Conforme visto acima, estamos falando de uma tarefa que nunca termina e parece que os comentários que eu já fiz sobre o tema em pauta têm um pouco a cara de obra de Sísifo. Já escrevi mais de meia dúzia de artigos e espero que, contrariamente ao destino do nosso infeliz inspirador, o assunto termine por aqui.

Tudo começou quanto saiu a MP 784/17, a qual terminou morrendo porque, contrariamente ao casulo da larva, ela não se transformou em uma linda borboleta jurídica por sua conversão em lei. Se tivesse acontecido, teria sido uma borboleta de asas defeituosas porque o material original era cheio de imperfeições. De suas cinzas nasceu um projeto de lei, objeto de mais dois textos da minha autoria e, quando menos se esperava, ele se tornou rapidamente na lei 13.506, de 13.11.2017. Quem disse que o Congresso não trabalha depressa, quando quer? Quanto à qualidade, vejamos em seguida.
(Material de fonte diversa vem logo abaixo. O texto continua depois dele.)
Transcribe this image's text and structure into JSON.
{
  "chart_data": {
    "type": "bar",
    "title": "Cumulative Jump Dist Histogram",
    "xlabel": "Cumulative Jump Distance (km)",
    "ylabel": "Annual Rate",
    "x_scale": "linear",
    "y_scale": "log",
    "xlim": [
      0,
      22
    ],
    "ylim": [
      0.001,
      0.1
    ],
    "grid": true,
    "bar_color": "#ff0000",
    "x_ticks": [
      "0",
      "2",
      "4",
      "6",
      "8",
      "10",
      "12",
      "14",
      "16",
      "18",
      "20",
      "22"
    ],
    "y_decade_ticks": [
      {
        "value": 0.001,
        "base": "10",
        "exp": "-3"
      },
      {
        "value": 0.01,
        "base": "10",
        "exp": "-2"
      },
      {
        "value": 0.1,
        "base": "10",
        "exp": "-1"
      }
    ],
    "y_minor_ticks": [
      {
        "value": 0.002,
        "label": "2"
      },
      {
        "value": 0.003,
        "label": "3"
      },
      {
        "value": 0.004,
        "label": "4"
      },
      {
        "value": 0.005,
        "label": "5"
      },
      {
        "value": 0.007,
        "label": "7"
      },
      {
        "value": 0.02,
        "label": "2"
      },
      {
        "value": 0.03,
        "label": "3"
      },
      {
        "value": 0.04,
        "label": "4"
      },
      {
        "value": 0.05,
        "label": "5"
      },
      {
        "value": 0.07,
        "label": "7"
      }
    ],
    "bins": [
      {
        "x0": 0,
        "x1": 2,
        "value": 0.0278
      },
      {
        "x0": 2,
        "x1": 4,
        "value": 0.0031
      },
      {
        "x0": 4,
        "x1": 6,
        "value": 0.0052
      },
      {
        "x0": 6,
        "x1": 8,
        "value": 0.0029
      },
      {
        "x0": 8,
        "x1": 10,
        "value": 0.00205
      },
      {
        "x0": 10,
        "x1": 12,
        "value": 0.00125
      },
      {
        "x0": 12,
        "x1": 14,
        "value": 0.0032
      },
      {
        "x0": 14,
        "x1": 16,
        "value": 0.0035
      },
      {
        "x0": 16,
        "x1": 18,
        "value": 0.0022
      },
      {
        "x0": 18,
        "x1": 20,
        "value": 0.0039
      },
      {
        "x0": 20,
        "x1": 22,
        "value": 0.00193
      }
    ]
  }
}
A lei em pauta regula os instrumentos velhos e novos relativos ao processo administrativo sancionador que o BCB e a CVM podem instaurar nas áreas de suas competências. Segundo o disposto no art. 2º ela se volta para as infrações, as penalidades, as medidas coercitivas e meios alternativos de solução de controvérsias.

I – O campo do BCB

No que diz respeito à qualificação das infrações (art. 3º) já havíamos anotado diversas imprecisões da MP 784/17, que não foram aclaradas. Por exemplo, não se pode aquilatar com precisão, certeza e segurança o que são os preços destoantes do mercado, referidos no inciso VIII do art. 3º. Isto porque vigora no mercado a liberdade da fixação de taxas e do preço de serviços e, claro, muito raramente uma operação de credito será idêntica à outra, variando o seu preço em função de diversos fatores (risco particular do tomador; prazo; inexistência ou existência de garantias e sua qualidade; tributação; etc.).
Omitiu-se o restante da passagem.